Microsoft Wants To Beam The Internet Over TV Frequencies

In the same hotel where Alexander Graham Bell once demoed coast-to-coast telephone calls, Microsoft will announce plans for a new white space internet service today. This ludicrous technology sends broadband internet wirelessly over the unused channels of the television spectrum. It’s also ingenious.

Image: Wikipedia

Understandably, you probably have some questions about this postmodern concept. If you were born before 1985, you might remember the days when TV signals floated through thin air, delivering episodes of Married With Children to homes without any wires. Those TV signals still exist, and in between the channels, there’s unused spectrum called white space. Enterprising scientists have figured out how to turn that white space into a sort of super Wi-Fi and broadcast internet service to a many kilometres-wide radius. What’s extra special is that, unlike Wi-Fi or mobile service, the stronger TV signal can penetrate buildings and other obstacles. This makes it ideal for rural areas, where conventional broadband service is either unavailable or prohibitively expensive.


Image: Carlson Wireless

As today’s announcement makes clear, Microsoft scientists have been on the bleeding edge of white space research. The increasingly hip company intends to drop $US10 billion ($13 billion) to launch a new white space service in 12 US states, including New York and Virginia, connecting an estimated two million Americans to the internet, The New York Times reports.
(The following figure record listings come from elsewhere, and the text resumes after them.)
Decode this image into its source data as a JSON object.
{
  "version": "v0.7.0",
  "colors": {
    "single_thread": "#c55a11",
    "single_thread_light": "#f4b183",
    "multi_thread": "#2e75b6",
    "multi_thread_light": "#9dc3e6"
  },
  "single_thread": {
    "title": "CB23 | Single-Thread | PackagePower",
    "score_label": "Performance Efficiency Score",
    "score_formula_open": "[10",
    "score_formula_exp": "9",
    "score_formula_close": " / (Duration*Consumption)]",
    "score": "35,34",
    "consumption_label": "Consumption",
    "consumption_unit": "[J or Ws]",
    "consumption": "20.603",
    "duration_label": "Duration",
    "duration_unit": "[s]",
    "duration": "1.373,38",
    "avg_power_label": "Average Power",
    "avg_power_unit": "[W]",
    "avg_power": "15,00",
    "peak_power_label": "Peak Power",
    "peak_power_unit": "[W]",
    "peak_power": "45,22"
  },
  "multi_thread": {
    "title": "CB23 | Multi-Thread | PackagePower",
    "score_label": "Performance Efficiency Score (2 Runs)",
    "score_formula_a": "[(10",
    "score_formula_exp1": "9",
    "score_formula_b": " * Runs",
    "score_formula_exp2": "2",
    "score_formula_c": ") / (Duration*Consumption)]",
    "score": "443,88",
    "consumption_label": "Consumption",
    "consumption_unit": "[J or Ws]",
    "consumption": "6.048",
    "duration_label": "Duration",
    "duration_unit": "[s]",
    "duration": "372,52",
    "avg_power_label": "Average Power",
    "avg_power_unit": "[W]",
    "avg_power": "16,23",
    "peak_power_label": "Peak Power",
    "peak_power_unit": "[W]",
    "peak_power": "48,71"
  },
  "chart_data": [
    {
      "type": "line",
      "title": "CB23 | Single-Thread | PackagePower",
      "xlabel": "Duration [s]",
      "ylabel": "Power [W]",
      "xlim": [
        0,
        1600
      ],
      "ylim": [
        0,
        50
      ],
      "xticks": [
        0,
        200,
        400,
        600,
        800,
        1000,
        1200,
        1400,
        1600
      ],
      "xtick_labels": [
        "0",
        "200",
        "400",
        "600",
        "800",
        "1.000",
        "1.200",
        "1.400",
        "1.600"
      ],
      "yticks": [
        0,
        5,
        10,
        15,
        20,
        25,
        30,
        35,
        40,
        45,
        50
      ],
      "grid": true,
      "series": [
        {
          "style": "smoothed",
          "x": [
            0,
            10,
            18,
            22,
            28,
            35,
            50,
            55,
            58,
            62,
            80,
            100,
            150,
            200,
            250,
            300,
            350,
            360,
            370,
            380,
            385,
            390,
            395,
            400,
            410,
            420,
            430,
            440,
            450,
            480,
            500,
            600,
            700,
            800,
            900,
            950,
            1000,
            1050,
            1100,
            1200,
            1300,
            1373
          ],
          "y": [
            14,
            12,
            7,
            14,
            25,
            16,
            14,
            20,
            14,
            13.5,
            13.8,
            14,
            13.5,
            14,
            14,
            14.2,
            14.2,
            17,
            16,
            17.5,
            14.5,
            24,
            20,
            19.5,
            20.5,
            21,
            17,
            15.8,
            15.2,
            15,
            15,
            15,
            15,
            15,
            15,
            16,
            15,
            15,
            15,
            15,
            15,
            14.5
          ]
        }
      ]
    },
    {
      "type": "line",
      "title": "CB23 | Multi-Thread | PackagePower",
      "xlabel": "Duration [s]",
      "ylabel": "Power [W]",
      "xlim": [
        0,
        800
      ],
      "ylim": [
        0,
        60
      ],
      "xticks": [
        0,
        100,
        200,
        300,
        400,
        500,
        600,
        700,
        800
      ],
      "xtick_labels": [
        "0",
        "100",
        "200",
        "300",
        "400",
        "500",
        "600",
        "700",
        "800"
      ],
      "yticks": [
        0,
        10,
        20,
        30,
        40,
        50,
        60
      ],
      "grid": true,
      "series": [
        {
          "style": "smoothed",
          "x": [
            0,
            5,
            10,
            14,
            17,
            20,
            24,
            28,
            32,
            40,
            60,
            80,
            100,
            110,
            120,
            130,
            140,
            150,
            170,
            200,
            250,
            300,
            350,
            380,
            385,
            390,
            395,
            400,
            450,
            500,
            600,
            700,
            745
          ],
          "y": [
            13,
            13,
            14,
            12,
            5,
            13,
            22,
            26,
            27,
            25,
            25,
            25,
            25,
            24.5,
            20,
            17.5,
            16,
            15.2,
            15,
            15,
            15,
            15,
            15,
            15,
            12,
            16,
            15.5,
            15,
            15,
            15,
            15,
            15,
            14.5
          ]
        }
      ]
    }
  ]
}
This plan ought to please FCC chairman Ajit Pai, who’s made expanding high speed internet access a priority since he took the helm of the agency. Then again, many believe that Pai’s mission amounts to an empty promise, one that stands to line the pockets of big telecom companies instead of actually helping rural America. But that’s a whole ‘nother can of beans.

Exciting as it may sound, Microsoft’s new white space initiative does face some tricky challenges. Infrastructure is a big one. While white space internet service does utilise the very familiar TV spectrum, the ability to connect to the internet requires some special hardware. On the regional level, we’ll need to build special base stations, equip them with white space antennas, and supply them with electricity. (Solar power is an option for base stations that are off the electric grid.) On the local level, white space customers will need to access to special receivers that can turn the white space signal into something their computer understands, like Wi-Fi. All of this will cost money.

The good news is Microsoft has a lot of money. It isn’t yet clear how much the company will charge for the new service, but presumably, it will cover the expense of building the new base stations. Customers will have to buy the hardware for their homes at a sobering price of $US1000 ($1310) or more, but Microsoft says these costs will come down to $US200 ($262) per device by next year. That isn’t nothing for a lot of people in rural areas, and then they will have to pay for access — a fee that Microsoft says will be “price competitive” with regular old cable internet (again: Not cheap).

But hey, progress matters. While this white space internet technology has been in development for years, Microsoft is set to become the first major company to bring it to the masses, and that might just mean others will follow. Far-future solutions for rural broadband access such as Facebook’s laser-powered drones, Google’s silly balloons or Elon Musk’s pie-in-the-sky satellites remain theoretical for the time being, while white space already works. And soon, it could be working in a middle-of-nowhere near you.